Residents of Parrish, Alabama are currently hosting 10 million pounds of poop stranded in a rural rail yard. The biowaste is contained inside a dozen train cars that were left stranded in Parrish two months ago, causing the entire town to smell like dead bodies. And if that’s not bad enough, it’s not even the local residents’ poop.
For the past year, waste management facilities in New York and New Jersey have been shipping biowaste by the tons to Big Sky Environmental, a private landfill in Adamsville, Alabama. However, in January, the town of West Jefferson filed an injunction against the landfill company to keep the poop from being stored in the town’s rail yard. As a result, the poop train had to reroute its course and all that New Yorker excrement now sits idle in Parrish, where there are more relaxed zoning laws.
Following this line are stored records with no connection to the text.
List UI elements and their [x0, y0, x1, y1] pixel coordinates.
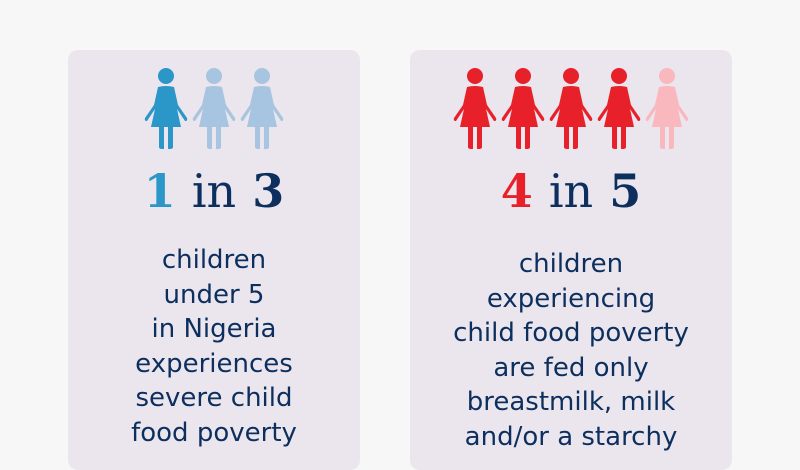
desc-line: children	[518, 249, 624, 279]
desc-line: food poverty	[131, 417, 297, 448]
desc-line: child food poverty	[453, 318, 689, 348]
stat-in: in	[191, 164, 237, 218]
woman-icon	[549, 68, 593, 149]
desc-line: children	[161, 245, 267, 275]
woman-icon	[501, 68, 545, 149]
stat-card-feeding: 4 in 5 children experiencing child food …	[410, 50, 732, 470]
woman-icon	[453, 68, 497, 149]
woman-icon	[240, 68, 284, 149]
stat-denominator: 5	[609, 164, 642, 218]
woman-icon	[645, 68, 689, 149]
stat-ratio: 4 in 5	[410, 163, 732, 219]
stat-description: children experiencing child food poverty…	[410, 247, 732, 454]
icon-row	[410, 67, 732, 149]
desc-line: and/or a starchy	[464, 421, 678, 452]
woman-icon	[597, 68, 641, 149]
woman-icon	[144, 68, 188, 149]
desc-line: are fed only	[493, 352, 649, 383]
desc-line: severe child	[135, 383, 293, 413]
desc-line: in Nigeria	[151, 314, 277, 344]
stat-card-severe-poverty: 1 in 3 children under 5 in Nigeria exper…	[68, 50, 360, 470]
desc-line: under 5	[163, 279, 265, 310]
desc-line: experiencing	[486, 283, 656, 314]
desc-line: breastmilk, milk	[466, 387, 676, 417]
stat-denominator: 3	[252, 164, 285, 218]
stat-numerator: 1	[143, 164, 176, 218]
stat-numerator: 4	[500, 164, 533, 218]
icon-row	[68, 67, 360, 149]
stat-description: children under 5 in Nigeria experiences …	[68, 243, 360, 450]
stat-ratio: 1 in 3	[68, 163, 360, 219]
desc-line: experiences	[135, 348, 293, 379]
stat-in: in	[548, 164, 594, 218]
woman-icon	[192, 68, 236, 149]
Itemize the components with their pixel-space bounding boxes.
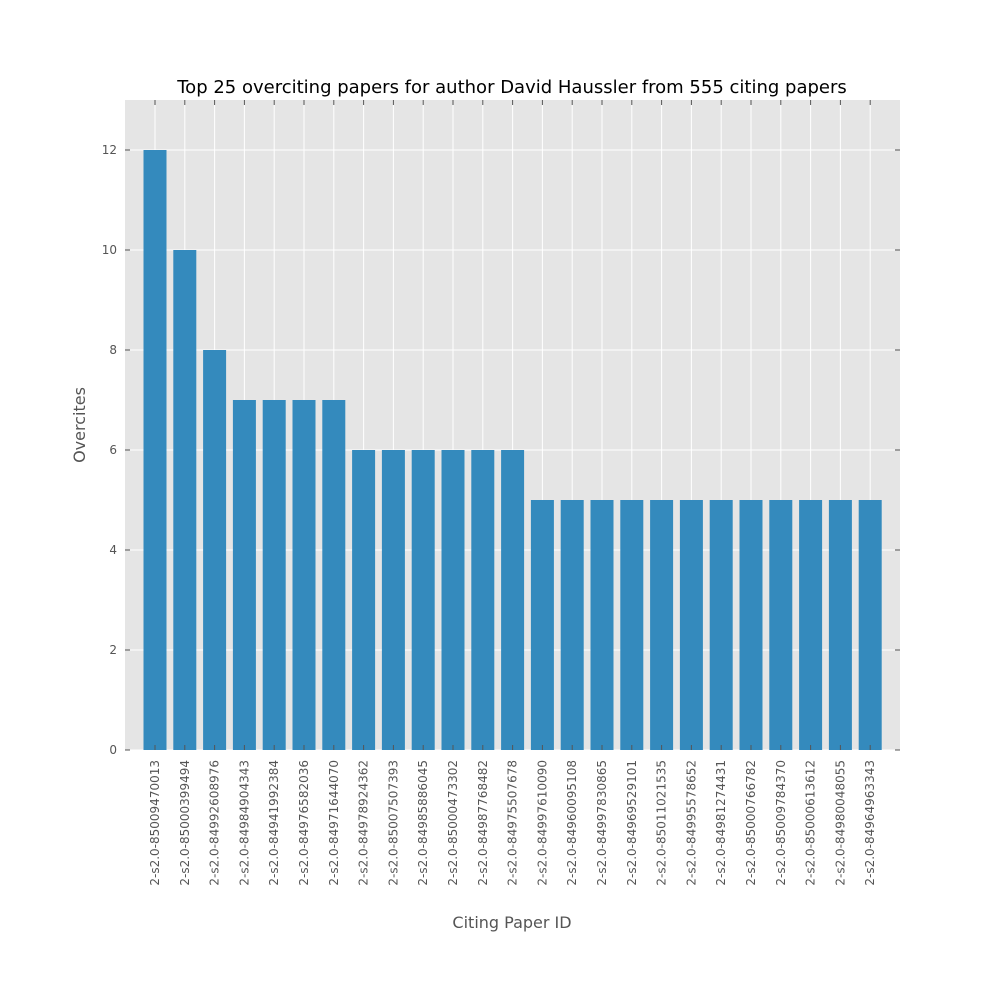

“It greatly reduces the quality of life,” Parrish Mayor Heather Hall told CNN. “You can’t sit out on your porch. Kids can’t go outside and play, and God help us if it gets hot and this material is still out here.” The temperature in Parrish is expected to reach 82 degrees Fahrenheit on Friday, which means the smell is about to get even more pungent.
With warmer climate looming, Hall says she is doing everything in her power to get the poop train out of Parrish as soon as possible. Last week, Hall met with Alabama Governor Kay Ivey and other state lawmakers to air these grievances, but nothing has changed. “They’re trying to work behind the scenes to get us a little bit of help, but we’ve been told that for weeks, and there’s still no solution,” Hall said.
In the meantime, Big Sky has not returned her phone calls for weeks. Hall claims the company said the stockpiled poop would only be in town for a week, but that was two months ago. Both the Environmental Protection Agency and the Alabama Department of Environmental Management say the material isn’t dangerous, but Hall argues that 10 million pounds of poop laying around can’t be good for people’s health, either.
“If you have asthma or COPD or breathing problems, what is that going to do to you?” Hall asked. “[The rail yard] is probably less than 50 yards away from homes. What happens if flies get into someone’s house? Is that not a public health issue?”